40 giorni, questo è il tempo che ci è dato per convertirci, per tornare a volgere lo sguardo e l’attenzione a quella croce: segno di morte e porta per la vita.
Non so se siamo pronti per vivere la Quaresima, forse ci troviamo distratti dai mille impegni, forse siamo lontani con la mente per alcune vicende personali, forse vorremmo semplicemente che continuasse il tiepido trascorrere dei giorni, uno uguale all’altro. Ma è importante fermarci, lasciarci condurre dallo Spirito nel deserto, proprio com’è accaduto al Signore; accettiamo l’invito della Chiesa a investire sulla nostra fede in modo nuovo.
L’immagine del deserto ci parla bene dello stile che ogni cristiano deve impegnarsi a vivere in vista della Pasqua; il deserto con la sua vastità, con la sua solitudine, con la sua essenzialità. Andando nel deserto scopriremo quanto sia disarmante la bellezza del silenzio, concediamo spazio al silenzio nella nostra preghiera, così che esso ci aiuti ad intercettare la voce di Dio. Il silenzio inoltre aiuta a riscoprire il nostro sé, la nostra vita con le sue luci e ombre, con le sue doti e le sue mancanze; se sapremo guardare dentro di noi con sincerità e profondità avvicineremo l’immagine che abbiamo di noi a ciò che vede il Signore. Forse tutto questo ci spaventerà, ma di sicuro ci permetterà di avere una spinta in più per gustare della misericordia che Dio gratuitamente ci dona ogni volta che la imploriamo.
Nel deserto ogni passo pesa di più, perciò è utile portare con sé soltanto l’essenziale: diamo i nomi alle cose che riempiono la nostra vita ma non la nutrono, impariamo a conoscerle così che potremo liberarcene. Tornare all’essenziale vuol dire anche imparare a condividere, perché non siamo mai soli nel cammino e ognuno ha bisogno di trovare sostegno nel prossimo. Donare aiuto e riceverlo sono azioni strettamente connesse, la prima non può sussistere senza la seconda e viceversa.
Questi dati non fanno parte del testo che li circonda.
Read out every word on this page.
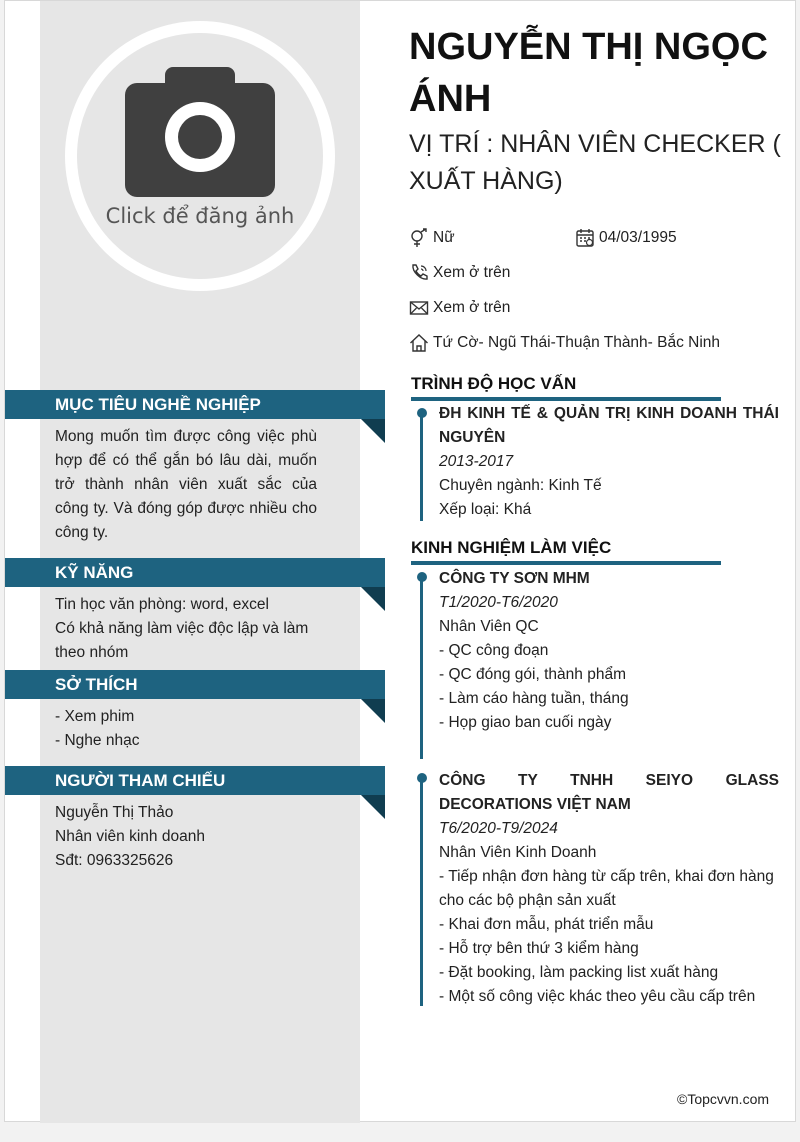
Click để đăng ảnh
MỤC TIÊU NGHỀ NGHIỆP
Mong muốn tìm được công việc phù hợp để có thể gắn bó lâu dài, muốn trở thành nhân viên xuất sắc của công ty. Và đóng góp được nhiều cho công ty.
KỸ NĂNG
Tin học văn phòng: word, excel
Có khả năng làm việc độc lập và làm theo nhóm
SỞ THÍCH
- Xem phim
- Nghe nhạc
NGƯỜI THAM CHIẾU
Nguyễn Thị Thảo
Nhân viên kinh doanh
Sđt: 0963325626
NGUYỄN THỊ NGỌC ÁNH
VỊ TRÍ : NHÂN VIÊN CHECKER ( XUẤT HÀNG)
Nữ	04/03/1995
Xem ở trên
Xem ở trên
Tứ Cờ- Ngũ Thái-Thuận Thành- Bắc Ninh
TRÌNH ĐỘ HỌC VẤN
ĐH KINH TẾ & QUẢN TRỊ KINH DOANH THÁI NGUYÊN
2013-2017
Chuyên ngành: Kinh Tế
Xếp loại: Khá
KINH NGHIỆM LÀM VIỆC
CÔNG TY SƠN MHM
T1/2020-T6/2020
Nhân Viên QC
- QC công đoạn
- QC đóng gói, thành phẩm
- Làm cáo hàng tuần, tháng
- Họp giao ban cuối ngày
CÔNG TY TNHH SEIYO GLASS DECORATIONS VIỆT NAM
T6/2020-T9/2024
Nhân Viên Kinh Doanh
- Tiếp nhận đơn hàng từ cấp trên, khai đơn hàng cho các bộ phận sản xuất
- Khai đơn mẫu, phát triển mẫu
- Hỗ trợ bên thứ 3 kiểm hàng
- Đặt booking, làm packing list xuất hàng
- Một số công việc khác theo yêu cầu cấp trên
©Topcvvn.com
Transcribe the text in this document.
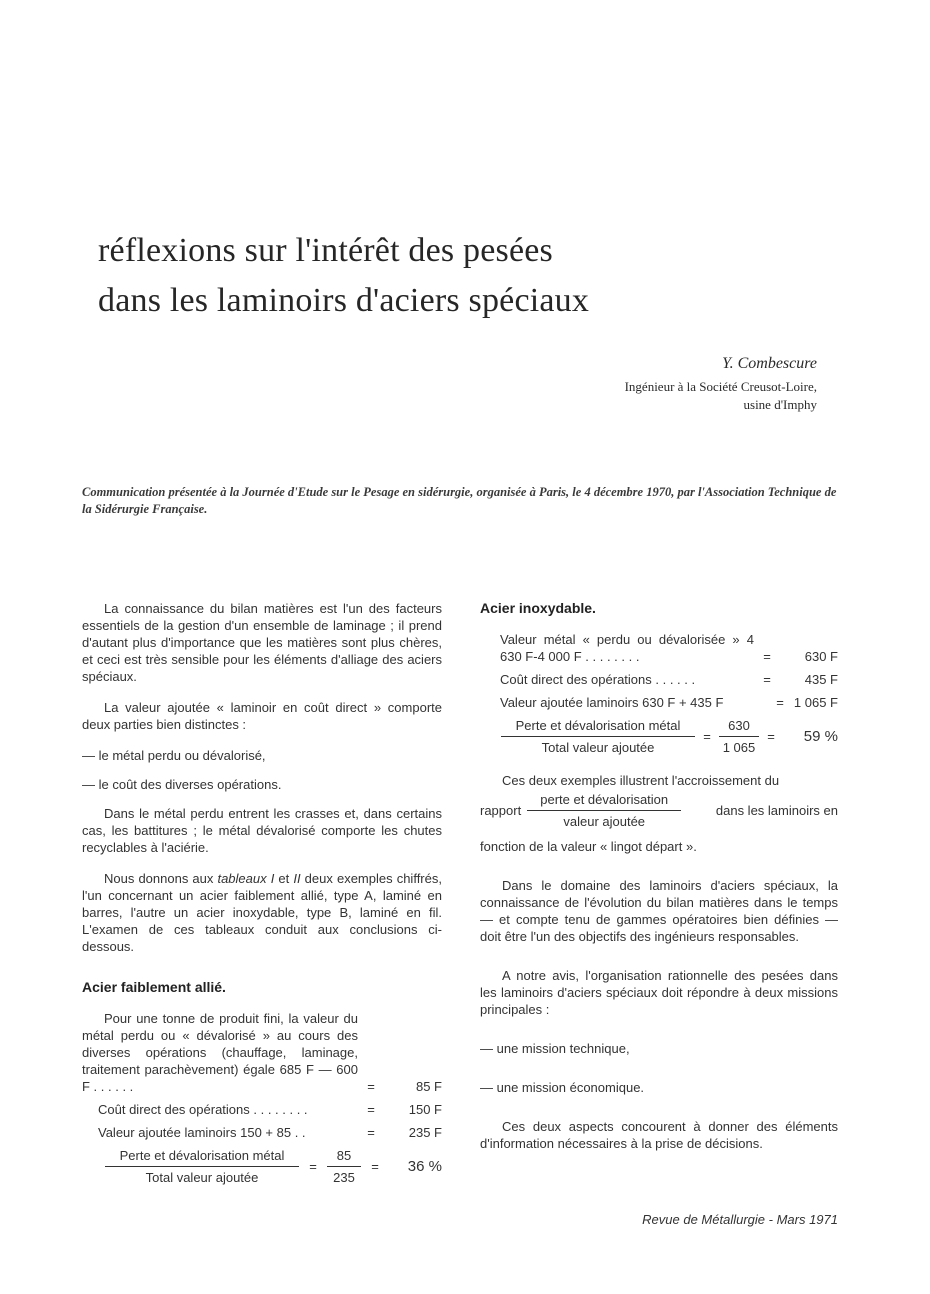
réflexions sur l'intérêt des pesées
dans les laminoirs d'aciers spéciaux
Y. Combescure
Ingénieur à la Société Creusot-Loire,
usine d'Imphy
Communication présentée à la Journée d'Etude sur le Pesage en sidérurgie, organisée à Paris, le 4 décembre 1970, par l'Association Technique de la Sidérurgie Française.

La connaissance du bilan matières est l'un des facteurs essentiels de la gestion d'un ensemble de laminage ; il prend d'autant plus d'importance que les matières sont plus chères, et ceci est très sensible pour les éléments d'alliage des aciers spéciaux.

La valeur ajoutée « laminoir en coût direct » comporte deux parties bien distinctes :

— le métal perdu ou dévalorisé,
— le coût des diverses opérations.

Dans le métal perdu entrent les crasses et, dans certains cas, les battitures ; le métal dévalorisé comporte les chutes recyclables à l'aciérie.

Nous donnons aux tableaux I et II deux exemples chiffrés, l'un concernant un acier faiblement allié, type A, laminé en barres, l'autre un acier inoxydable, type B, laminé en fil. L'examen de ces tableaux conduit aux conclusions ci-dessous.

Acier faiblement allié.
Pour une tonne de produit fini, la valeur du métal perdu ou « dévalorisé » au cours des diverses opérations (chauffage, laminage, traitement parachèvement) égale 685 F — 600 F . . . . . .	=	85 F
Coût direct des opérations . . . . . . . .	=	150 F
Valeur ajoutée laminoirs 150 + 85 . .	=	235 F
$\frac{\text{Perte et dévalorisation métal}}{\text{Total valeur ajoutée}} = \frac{85}{235}$ =	36 %
Acier inoxydable.
Valeur métal « perdu ou dévalorisée » 4 630 F-4 000 F . . . . . . . .	=	630 F
Coût direct des opérations . . . . . .	=	435 F
Valeur ajoutée laminoirs 630 F + 435 F	= 1 065 F
$\frac{\text{Perte et dévalorisation métal}}{\text{Total valeur ajoutée}} = \frac{630}{1 065}$ =	59 %

Ces deux exemples illustrent l'accroissement du

rapport $\frac{\text{perte et dévalorisation}}{\text{valeur ajoutée}}$	dans les laminoirs en

fonction de la valeur « lingot départ ».

Dans le domaine des laminoirs d'aciers spéciaux, la connaissance de l'évolution du bilan matières dans le temps — et compte tenu de gammes opératoires bien définies — doit être l'un des objectifs des ingénieurs responsables.

A notre avis, l'organisation rationnelle des pesées dans les laminoirs d'aciers spéciaux doit répondre à deux missions principales :

— une mission technique,
— une mission économique.

Ces deux aspects concourent à donner des éléments d'information nécessaires à la prise de décisions.

Revue de Métallurgie - Mars 1971
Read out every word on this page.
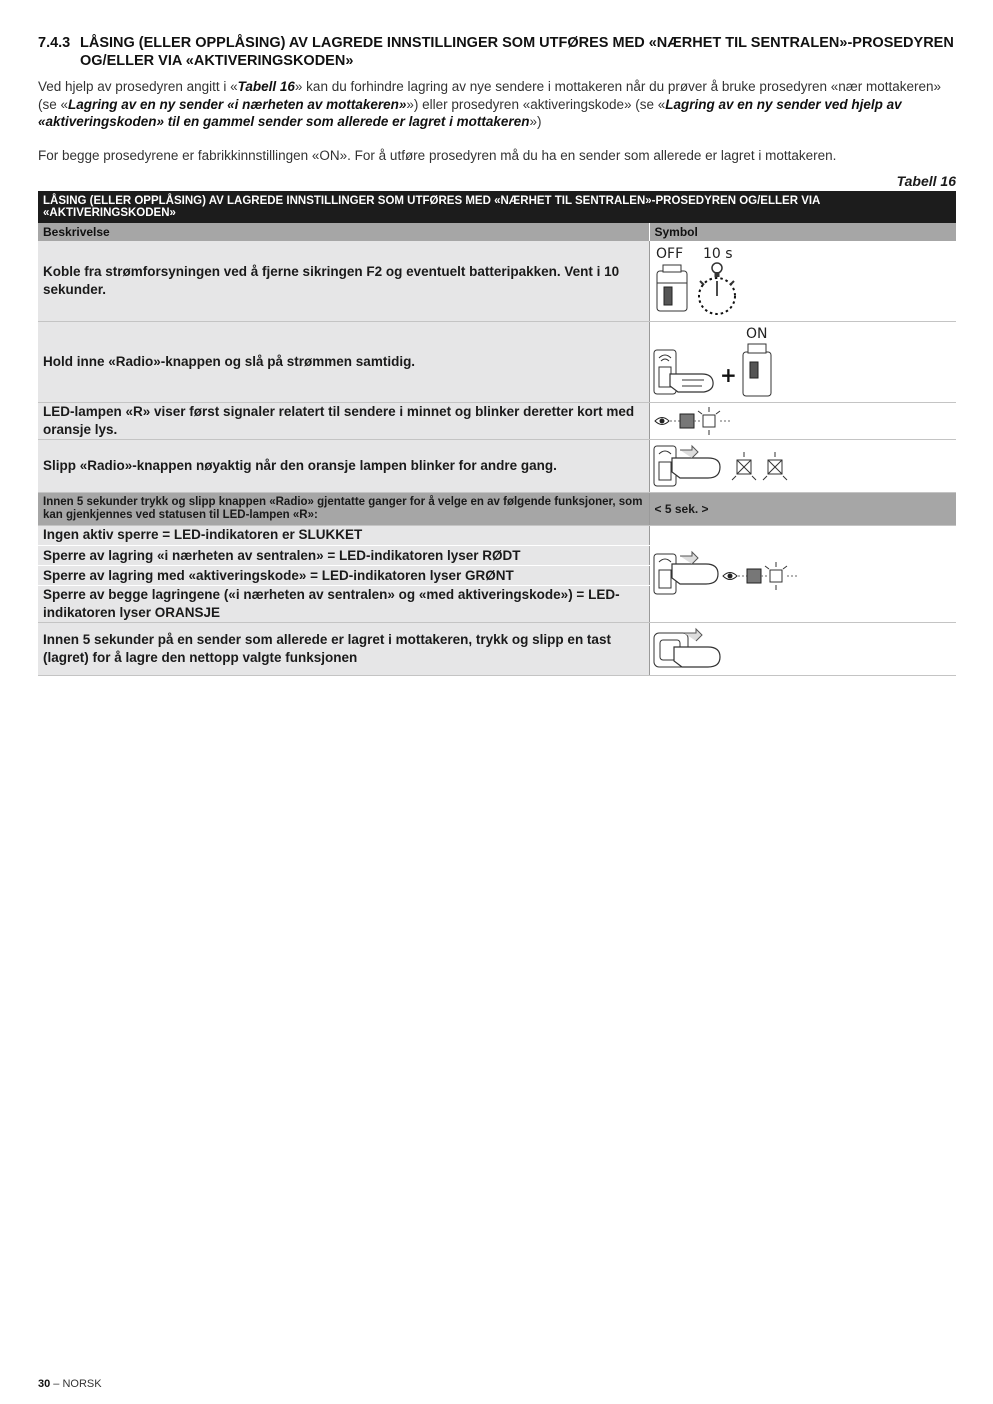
7.4.3 LÅSING (ELLER OPPLÅSING) AV LAGREDE INNSTILLINGER SOM UTFØRES MED «NÆRHET TIL SENTRALEN»-PROSEDYREN OG/ELLER VIA «AKTIVERINGSKODEN»
Ved hjelp av prosedyren angitt i «Tabell 16» kan du forhindre lagring av nye sendere i mottakeren når du prøver å bruke prosedyren «nær mottakeren» (se «Lagring av en ny sender «i nærheten av mottakeren»») eller prosedyren «aktiveringskode» (se «Lagring av en ny sender ved hjelp av «aktiveringskoden» til en gammel sender som allerede er lagret i mottakeren»)
For begge prosedyrene er fabrikkinnstillingen «ON». For å utføre prosedyren må du ha en sender som allerede er lagret i mottakeren.
Tabell 16
LÅSING (ELLER OPPLÅSING) AV LAGREDE INNSTILLINGER SOM UTFØRES MED «NÆRHET TIL SENTRALEN»-PROSEDYREN OG/ELLER VIA «AKTIVERINGSKODEN»	
Beskrivelse	Symbol
Koble fra strømforsyningen ved å fjerne sikringen F2 og eventuelt batteripakken. Vent i 10 sekunder.	OFF 10 s

Hold inne «Radio»-knappen og slå på strømmen samtidig.	+
ON

LED-lampen «R» viser først signaler relatert til sendere i minnet og blinker deretter kort med oransje lys.	

Slipp «Radio»-knappen nøyaktig når den oransje lampen blinker for andre gang.	

Innen 5 sekunder trykk og slipp knappen «Radio» gjentatte ganger for å velge en av følgende funksjoner, som kan gjenkjennes ved statusen til LED-lampen «R»:	< 5 sek. >
Ingen aktiv sperre = LED-indikatoren er SLUKKET	

Sperre av lagring «i nærheten av sentralen» = LED-indikatoren lyser RØDT	
Sperre av lagring med «aktiveringskode» = LED-indikatoren lyser GRØNT	
Sperre av begge lagringene («i nærheten av sentralen» og «med aktiveringskode») = LED-indikatoren lyser ORANSJE	
Innen 5 sekunder på en sender som allerede er lagret i mottakeren, trykk og slipp en tast (lagret) for å lagre den nettopp valgte funksjonen	
30 – NORSK
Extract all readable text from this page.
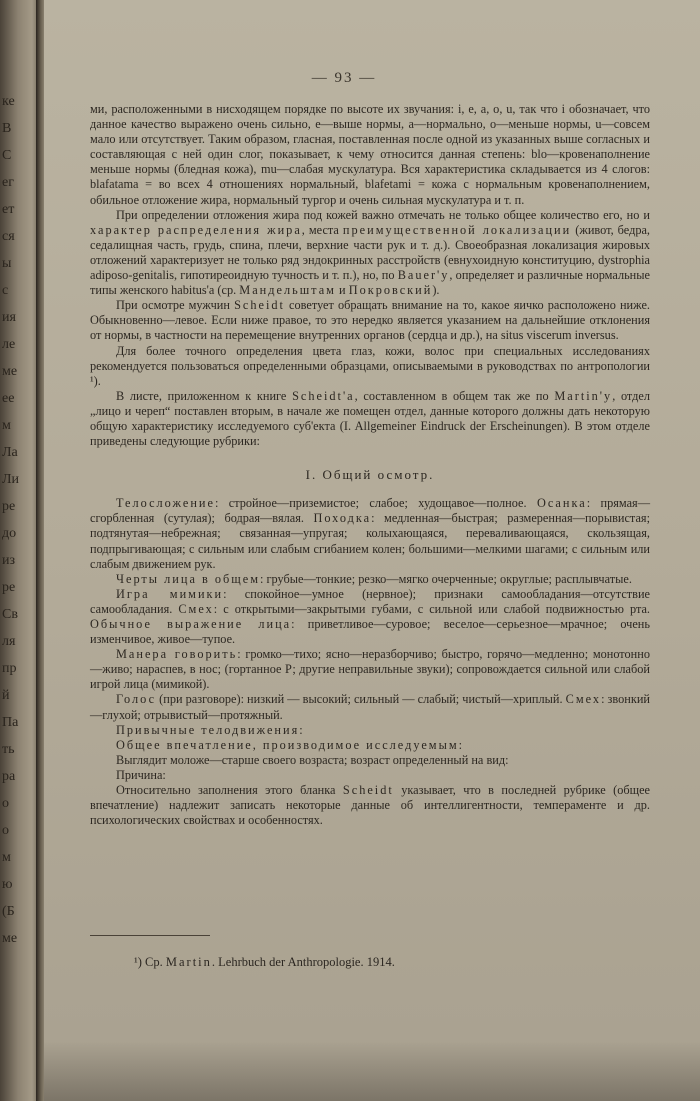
ке
В
С
ег
ет
ся
ы
с
ия
ле
ме
ее
м
Ла
Ли
ре
до
из
ре
Св
ля
пр
й
Па
ть
ра
о
о
м
ю
(Б
ме
— 93 —

ми, расположенными в нисходящем порядке по высоте их звучания: i, e, a, o, u, так что i обозначает, что данное качество выражено очень сильно, e—выше нормы, a—нормально, o—меньше нормы, u—совсем мало или отсутствует. Таким образом, гласная, поставленная после одной из указанных выше согласных и составляющая с ней один слог, показывает, к чему относится данная степень: blo—кровенаполнение меньше нормы (бледная кожа), mu—слабая мускулатура. Вся характеристика складывается из 4 слогов: blafatama = во всех 4 отношениях нормальный, blafetami = кожа с нормальным кровенаполнением, обильное отложение жира, нормальный тургор и очень сильная мускулатура и т. п.

При определении отложения жира под кожей важно отмечать не только общее количество его, но и характер распределения жира, места преимущественной локализации (живот, бедра, седалищная часть, грудь, спина, плечи, верхние части рук и т. д.). Своеобразная локализация жировых отложений характеризует не только ряд эндокринных расстройств (евнухоидную конституцию, dystrophia adiposo-genitalis, гипотиреоидную тучность и т. п.), но, по Bauer'y, определяет и различные нормальные типы женского habitus'a (ср. Мандельштам и Покровский).

При осмотре мужчин Scheidt советует обращать внимание на то, какое яичко расположено ниже. Обыкновенно—левое. Если ниже правое, то это нередко является указанием на дальнейшие отклонения от нормы, в частности на перемещение внутренних органов (сердца и др.), на situs viscerum inversus.

Для более точного определения цвета глаз, кожи, волос при специальных исследованиях рекомендуется пользоваться определенными образцами, описываемыми в руководствах по антропологии ¹).

В листе, приложенном к книге Scheidt'a, составленном в общем так же по Martin'y, отдел „лицо и череп“ поставлен вторым, в начале же помещен отдел, данные которого должны дать некоторую общую характеристику исследуемого суб'екта (I. Allgemeiner Eindruck der Erscheinungen). В этом отделе приведены следующие рубрики:

I. Общий осмотр.

Телосложение: стройное—приземистое; слабое; худощавое—полное. Осанка: прямая—сгорбленная (сутулая); бодрая—вялая. Походка: медленная—быстрая; размеренная—порывистая; подтянутая—небрежная; связанная—упругая; колыхающаяся, переваливающаяся, скользящая, подпрыгивающая; с сильным или слабым сгибанием колен; большими—мелкими шагами; с сильным или слабым движением рук.

Черты лица в общем: грубые—тонкие; резко—мягко очерченные; округлые; расплывчатые.

Игра мимики: спокойное—умное (нервное); признаки самообладания—отсутствие самообладания. Смех: с открытыми—закрытыми губами, с сильной или слабой подвижностью рта. Обычное выражение лица: приветливое—суровое; веселое—серьезное—мрачное; очень изменчивое, живое—тупое.

Манера говорить: громко—тихо; ясно—неразборчиво; быстро, горячо—медленно; монотонно—живо; нараспев, в нос; (гортанное Р; другие неправильные звуки); сопровождается сильной или слабой игрой лица (мимикой).

Голос (при разговоре): низкий — высокий; сильный — слабый; чистый—хриплый. Смех: звонкий—глухой; отрывистый—протяжный.

Привычные телодвижения:

Общее впечатление, производимое исследуемым:

Выглядит моложе—старше своего возраста; возраст определенный на вид:

Причина:

Относительно заполнения этого бланка Scheidt указывает, что в последней рубрике (общее впечатление) надлежит записать некоторые данные об интеллигентности, темпераменте и др. психологических свойствах и особенностях.

¹) Ср. Martin. Lehrbuch der Anthropologie. 1914.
Il deserto è luogo di sacrificio, come il digiuno che la Chiesa ci propone in questo tempo forte. La cultura dell’immagine nella quale viviamo rischia di trasformare la pratica del digiuno in una forma malata di idolatria del sé, ma a nulla serve privarmi di qualcosa se non imparo a vivere la sobrietà, se non rinnovo la mia fiducia nella Provvidenza che non mi farà mancare il necessario. Impegniamoci a dire no allo spreco, del cibo come del tempo, delle energie come delle risorse. Puntando l’attenzione su ciò che nella vita ci allontana da Dio scopriremo a quale digiuno il Signore ci chiama.
Siamo solo alle porte di questo arido paesaggio, stiamo compiendo i primi passi, eppure a me sembra già di sentire la sabbia nelle scarpe.